The continuity on the novel is held together in the form of letters from Mossy Creek Gazette columnist Katie Bell to a local descendant Lady Victoria Salter in England.  The Salter women always fall in love with Bigelow men, and their only choice is to run away or suffer a marriage tested by the community. 

“Ida Shoots the Sign.”  Mossy Creek Mayor Ida Hamilton Walker takes her role as protector of the town motto to heart.  Her nephew Governor Ham Bigelow wants to change the motto from “Ain’t Goin’ Nowhere and Don’t What to” to “The Town that is Going Somewhere, and Does Want to.”  Ida is arrested for shooting the state green signs, but the trouble really begins when she joins the Foo Club.  
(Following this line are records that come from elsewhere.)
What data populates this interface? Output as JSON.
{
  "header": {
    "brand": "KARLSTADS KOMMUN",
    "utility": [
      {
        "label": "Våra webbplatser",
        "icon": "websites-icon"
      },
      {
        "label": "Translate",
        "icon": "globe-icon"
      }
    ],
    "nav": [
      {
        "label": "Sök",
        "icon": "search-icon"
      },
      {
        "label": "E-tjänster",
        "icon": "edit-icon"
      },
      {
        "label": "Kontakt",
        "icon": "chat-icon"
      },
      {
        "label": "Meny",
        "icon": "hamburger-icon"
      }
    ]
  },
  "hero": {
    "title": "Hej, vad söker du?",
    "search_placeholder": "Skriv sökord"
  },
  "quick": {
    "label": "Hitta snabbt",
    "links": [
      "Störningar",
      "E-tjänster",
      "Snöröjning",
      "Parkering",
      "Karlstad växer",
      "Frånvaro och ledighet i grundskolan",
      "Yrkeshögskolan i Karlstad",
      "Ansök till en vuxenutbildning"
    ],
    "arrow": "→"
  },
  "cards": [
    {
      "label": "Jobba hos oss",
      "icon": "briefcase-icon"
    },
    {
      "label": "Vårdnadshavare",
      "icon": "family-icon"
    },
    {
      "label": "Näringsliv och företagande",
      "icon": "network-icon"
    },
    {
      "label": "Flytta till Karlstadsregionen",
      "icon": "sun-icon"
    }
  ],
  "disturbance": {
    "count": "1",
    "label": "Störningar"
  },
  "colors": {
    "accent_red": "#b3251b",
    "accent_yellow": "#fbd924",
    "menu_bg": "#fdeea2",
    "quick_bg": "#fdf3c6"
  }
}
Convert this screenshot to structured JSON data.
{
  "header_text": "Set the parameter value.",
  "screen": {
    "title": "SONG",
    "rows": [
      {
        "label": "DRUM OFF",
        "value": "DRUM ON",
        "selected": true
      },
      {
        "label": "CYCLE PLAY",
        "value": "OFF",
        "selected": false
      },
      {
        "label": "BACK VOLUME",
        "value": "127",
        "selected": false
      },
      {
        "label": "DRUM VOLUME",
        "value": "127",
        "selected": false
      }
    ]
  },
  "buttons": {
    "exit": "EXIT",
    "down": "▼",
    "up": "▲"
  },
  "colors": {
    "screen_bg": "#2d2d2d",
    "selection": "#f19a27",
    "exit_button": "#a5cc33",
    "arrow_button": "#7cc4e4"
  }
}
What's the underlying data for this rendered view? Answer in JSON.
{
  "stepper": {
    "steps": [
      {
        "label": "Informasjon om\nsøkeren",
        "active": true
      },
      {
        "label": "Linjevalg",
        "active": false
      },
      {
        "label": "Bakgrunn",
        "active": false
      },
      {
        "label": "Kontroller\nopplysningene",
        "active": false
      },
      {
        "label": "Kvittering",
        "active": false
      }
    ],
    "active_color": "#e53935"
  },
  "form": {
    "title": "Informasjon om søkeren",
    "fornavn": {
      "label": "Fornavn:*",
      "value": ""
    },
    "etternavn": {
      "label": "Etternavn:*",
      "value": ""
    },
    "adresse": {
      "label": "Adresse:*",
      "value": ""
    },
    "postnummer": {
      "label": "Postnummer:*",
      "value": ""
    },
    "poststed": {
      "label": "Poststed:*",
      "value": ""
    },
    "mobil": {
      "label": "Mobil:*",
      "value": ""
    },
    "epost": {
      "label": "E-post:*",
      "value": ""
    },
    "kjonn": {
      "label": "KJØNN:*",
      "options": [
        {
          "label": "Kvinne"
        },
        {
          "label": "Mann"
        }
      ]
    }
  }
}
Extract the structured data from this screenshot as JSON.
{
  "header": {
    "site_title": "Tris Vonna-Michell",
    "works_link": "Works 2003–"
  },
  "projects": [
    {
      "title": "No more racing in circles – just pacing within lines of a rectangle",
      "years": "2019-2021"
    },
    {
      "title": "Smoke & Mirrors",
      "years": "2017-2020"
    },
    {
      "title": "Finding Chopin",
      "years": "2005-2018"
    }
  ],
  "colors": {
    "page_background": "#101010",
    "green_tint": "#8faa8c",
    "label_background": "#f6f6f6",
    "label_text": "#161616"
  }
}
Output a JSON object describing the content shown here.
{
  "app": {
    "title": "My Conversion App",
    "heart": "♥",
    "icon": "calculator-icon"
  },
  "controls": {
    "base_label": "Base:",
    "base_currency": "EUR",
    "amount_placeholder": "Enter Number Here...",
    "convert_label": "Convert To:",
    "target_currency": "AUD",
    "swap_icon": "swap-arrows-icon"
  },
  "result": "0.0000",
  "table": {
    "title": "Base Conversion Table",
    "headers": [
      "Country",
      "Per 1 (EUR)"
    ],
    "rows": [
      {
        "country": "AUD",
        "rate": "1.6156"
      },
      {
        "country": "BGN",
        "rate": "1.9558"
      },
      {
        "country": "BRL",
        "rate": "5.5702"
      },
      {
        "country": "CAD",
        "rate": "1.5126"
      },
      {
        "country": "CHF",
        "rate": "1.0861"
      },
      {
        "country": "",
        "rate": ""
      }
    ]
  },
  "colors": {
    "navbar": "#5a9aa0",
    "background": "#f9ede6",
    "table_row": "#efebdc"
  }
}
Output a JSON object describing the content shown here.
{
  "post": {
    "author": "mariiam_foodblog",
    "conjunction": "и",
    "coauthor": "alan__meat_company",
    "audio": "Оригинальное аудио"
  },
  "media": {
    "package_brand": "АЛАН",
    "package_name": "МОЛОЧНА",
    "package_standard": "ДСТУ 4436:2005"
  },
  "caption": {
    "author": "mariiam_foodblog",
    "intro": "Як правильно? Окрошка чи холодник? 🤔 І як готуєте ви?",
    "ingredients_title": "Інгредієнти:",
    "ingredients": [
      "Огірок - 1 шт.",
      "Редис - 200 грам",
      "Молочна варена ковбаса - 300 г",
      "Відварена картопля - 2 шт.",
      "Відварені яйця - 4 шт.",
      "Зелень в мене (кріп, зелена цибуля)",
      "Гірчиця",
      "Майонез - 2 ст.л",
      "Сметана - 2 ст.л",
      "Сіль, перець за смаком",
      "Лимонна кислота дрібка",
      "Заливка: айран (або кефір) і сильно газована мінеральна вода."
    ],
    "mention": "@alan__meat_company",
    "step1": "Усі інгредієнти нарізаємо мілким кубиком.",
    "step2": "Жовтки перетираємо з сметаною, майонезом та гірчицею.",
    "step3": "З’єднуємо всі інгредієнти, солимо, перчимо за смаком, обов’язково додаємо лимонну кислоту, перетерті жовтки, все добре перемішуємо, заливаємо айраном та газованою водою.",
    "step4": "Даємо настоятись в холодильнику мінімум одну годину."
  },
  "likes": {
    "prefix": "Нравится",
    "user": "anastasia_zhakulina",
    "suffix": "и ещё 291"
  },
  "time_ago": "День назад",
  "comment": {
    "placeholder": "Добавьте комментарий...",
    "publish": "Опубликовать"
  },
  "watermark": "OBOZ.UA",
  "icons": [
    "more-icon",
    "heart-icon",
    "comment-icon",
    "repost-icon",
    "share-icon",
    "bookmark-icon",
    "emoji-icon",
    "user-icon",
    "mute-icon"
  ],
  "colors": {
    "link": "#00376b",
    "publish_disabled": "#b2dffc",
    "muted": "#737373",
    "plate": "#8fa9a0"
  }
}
“A Day in the Life,” is a whirlwind introduction to many of the Mossy Creek citizens through the morning of Sandy Crane as she heads to her job interview at the police department.  Sandy stops a substitute home health care worker from snooping around Miss Lorna’s house.  Miss Lorna is fine as she greets them with her loaded shotgun.  Sandy’s hairdresser Rainey decides that Sandy must have a new do for her interview and starts the dyeing process.  A commotion in the square leads everyone out to find Ingrid’s Chihuahua Bob being captured by a hawk.  The chase is on, as Sandy remembers she still has Miss Lorna’s shotgun.  Sandy saves the dog, but not her hair.

“Casey at the Bat,” is the tender and humorous story of Casey Champion Blackshear.  Casey saw stars so to speak when she ran into Hank Blackshear.  Her infatuation bloomed into love.  Her goal as an Olympic soccer player was cut short by an accident on her wedding day.  Hank with the help of spunky girls and a miniature horse, manage to get Casey back at home plate.

“The Hope Chest.”  Maggie Hart owns Moonheart’s Natural Living, a new age fragrance shop with candles, soaps, teas, and such.  Her mother is the local kleptomaniac, taking glass slippers, a tiara, and a wedding dress.  Maggie is ready to settle for marriage with a forest ranger, but a former pro football player and now a long-haired artist has caught her heart.  Maggie’s mother is pushing them together as she puts together the items for her unique hope chest.

“The Ugly Tree.”  Stories of love in the December years are rare and true treasures of undying love.  Ellie Brady is in the nursing home and each morning her husband Ed drives in to share breakfast with her.  But Ed has cataracts and the police chief takes his driver’s license away.  The community comes together to make sure Ed makes his daily visits and that their Santa Claus will make his annual visit.  But an accident with the governor’s car as Ed drives a John Deere tractor into town put a twist in the plan. 

This is just a sampling of the stories.  “I hope to shout,” for more from Mossy Creek.